Given this, it is unsurprising that some companies have started to pull out of the camera market altogether. Eastman Kodak stopped making personal cameras in 2012. There are rumours that Samsung is following suit, and while we were writing this guide it announced that it is shutting the UK wing of its camera business. We have, however, still covered it because, for the time being, it is still part of the market.
With the exception of Samsung, which is South Korean, all of the companies examined in this guide are Japanese.
All the camera companies were rated for their policy on the use of conflict minerals such as gold and tungsten.
All of the companies mentioned conflict minerals as an issue in their reporting but half of them scored our worst rating for having inadequate policies. Only Sony scored our best rating.
Companies score poorly on supply chain policies
Japanese and Korean electronics companies tend to produce many of their high-value electronic components, like semiconductors, domestically but subcontract lower-value manufacturing to poorer countries like Vietnam, India and China.
There has now been a lot of publicity about bad working conditions in electronics manufacturing: overwork, bullying, accidents and casual employment are very common.
However, this publicity doesn’t seem to have translated into much concern from the companies examined. In some sectors that have been under pressure, such as clothing, we have found companies eager to boast about all the wonderful things that they are doing to improve conditions in their supply chains. This was not the case in the camera industry. Companies had little or nothing to say on the subject. All of them, without exception, received our worst rating for supply chain management.
Our feature on optics companies and hunting included the Nikon, Pentax, Canon, Fujifilm and Olympus camera brands. Canon and Olympus were the recommended brands.
Nikon is also subject to a boycott call by Viva! for selling telescopic sights for hunting rifles and promoting hunting, particularly big game in Africa.
Links to the military and surveillance
Panasonic, Samsung and Sony are all active in China’s ‘Homeland security’ (surveillance) market. Indeed, Panasonic boasts that “numerous Panasonic surveillance cameras have been installed across China to help create a safer living environment”. It’s lucky that, as everyone knows, Chinese government surveillance is entirely benign, otherwise this fact might not be so cheering. All three companies sell CCTV cameras equipped with facial recognition software.

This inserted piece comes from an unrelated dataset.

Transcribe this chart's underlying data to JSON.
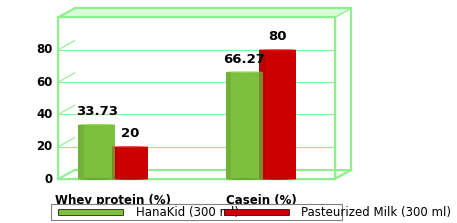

Several of the companies also have links to the military. Samsung sold its armaments division in 2015, but it still sells optical and communications equipment to military buyers, as do Panasonic, Fujifilm and Olympus. And Nikon is part of Mitsubishi, a group of interconnected Japanese companies which, as a group, is the 21st biggest weapons manufacturer in the world. Until recently it sold arms exclusively to the Japanese government as exporting weapons was banned in Japan. However, the ban was lifted in 2014, and it has now signed a major weapons deal with the USA.
On a more positive note, Panasonic and Samsung both make solar panels, and all the companies except Casio make medical imaging products.